6. Discerning compatibility takes time. You know how I said dating is a discovery period? Well, that’s because feeling out compatibility takes time. It’s not an overnight matter. Many of us make the mistake of confusing chemistry with compatibility. It’s possible to have one without the other. The rush we get from sexy lovers is not the same as meeting someone whose values align with ours. Getting to know one another on this intimate level takes time and a whole lot of trust.
7. Logic can really get in the way. Raise your hand if your mind is your own worst enemy. I know mine is! We often rely too heavily on our thinking brain to figure out what’s happening in our love lives. The reality is that love is anything but logical. It makes our minds go haywire. If possible, trusting the process is about putting our brains on ice for a minute to see how we feel in our hearts. Have you ever been with someone who meets everything you’re looking for? They’re attractive, kind, funny, and successful, but something in your gut tells you it isn’t a match. Listen to that feeling.
8. Putting logic on ice does not mean tolerating BS. Although it’s important to put logic on ice while we feel what our guts are saying, it’s also crucial not to keep it there. In reality, we need both our hearts and our minds. If we rely solely on our hearts, they’ll carry us all over the damn place. Sometimes, our brains actually do know what’s best. Our hearts could be saying that we really like our lovers, but our minds are pointing out important pieces of information like the fact that they seem emotionally unavailable!
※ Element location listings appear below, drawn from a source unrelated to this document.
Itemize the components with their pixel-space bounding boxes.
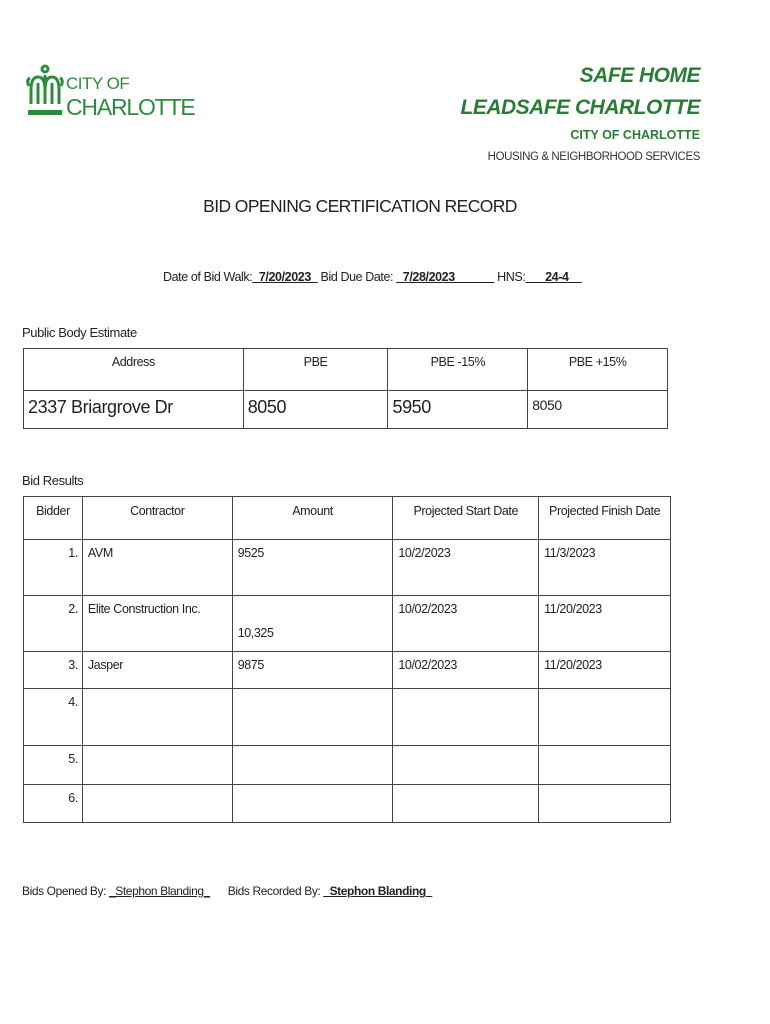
start-date-cell[interactable] <box>393 689 539 746</box>
amount-cell[interactable] <box>232 746 393 785</box>
start-date-cell[interactable] <box>393 746 539 785</box>
amount-cell[interactable] <box>232 689 393 746</box>
table-row <box>24 652 671 689</box>
pbe-header-row <box>24 349 668 391</box>
logo-city-of: CITY OF <box>66 74 130 93</box>
pbe-header-plus15: PBE +15% <box>528 349 668 391</box>
header-department: HOUSING & NEIGHBORHOOD SERVICES <box>487 151 700 163</box>
header-city-name: CITY OF CHARLOTTE <box>570 128 700 142</box>
pbe-address-cell[interactable]: 2337 Briargrove Dr <box>24 391 244 429</box>
pbe-header-minus15: PBE -15% <box>388 349 528 391</box>
bidder-number: 5. <box>24 746 83 785</box>
bid-results-label: Bid Results <box>22 473 84 488</box>
table-row <box>24 540 671 596</box>
bidder-number: 4. <box>24 689 83 746</box>
bidder-number: 1. <box>24 540 83 596</box>
bid-header-finish: Projected Finish Date <box>539 497 671 540</box>
pbe-value-cell[interactable]: 8050 <box>243 391 388 429</box>
amount-cell[interactable] <box>232 785 393 823</box>
crown-icon <box>26 64 64 120</box>
form-title: BID OPENING CERTIFICATION RECORD <box>203 196 517 216</box>
pbe-table <box>23 348 668 429</box>
bidder-number: 6. <box>24 785 83 823</box>
bid-header-amount: Amount <box>232 497 393 540</box>
pbe-section-label: Public Body Estimate <box>22 325 137 340</box>
opened-by-value[interactable]: _Stephon Blanding_ <box>109 884 210 898</box>
hns-value[interactable]: ___24-4__ <box>525 270 582 284</box>
pbe-header-address: Address <box>24 349 244 391</box>
logo-charlotte: CHARLOTTE <box>66 94 195 120</box>
bidder-number: 3. <box>24 652 83 689</box>
hns-label: HNS: <box>494 270 526 284</box>
finish-date-cell[interactable]: 11/20/2023 <box>539 596 671 652</box>
pbe-data-row <box>24 391 668 429</box>
start-date-cell[interactable]: 10/02/2023 <box>393 652 539 689</box>
amount-cell[interactable]: 9875 <box>232 652 393 689</box>
amount-cell[interactable]: 10,325 <box>232 596 393 652</box>
contractor-cell[interactable] <box>82 689 232 746</box>
bid-header-start: Projected Start Date <box>393 497 539 540</box>
bid-due-value[interactable]: _7/28/2023______ <box>396 270 495 284</box>
contractor-cell[interactable] <box>82 746 232 785</box>
contractor-cell[interactable]: Jasper <box>82 652 232 689</box>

9. Let loose and have some fun. Gosh, we can get so serious when dating. We overthink, stalk our partner’s social media, and beat ourselves up about everything (real or imagined). Wouldn’t it be nice to just have more fun when we’re dating someone? Trusting the process is all about shaking our bodies out, letting go of the incessant need to worry, and taking a good look at what’s happening in the present moment.
10. Have faith that it’ll work out as it’s supposed to. As control freaks, it feels impossible to let go of the reigns. We think that if we just work hard enough or worry our heads off, we’ll impact outcomes. In reality, if we just have faith about what’s happening, we’ll find out that things always turn out okay. The outcome may not be what we want, but it’s often what’s the best for us.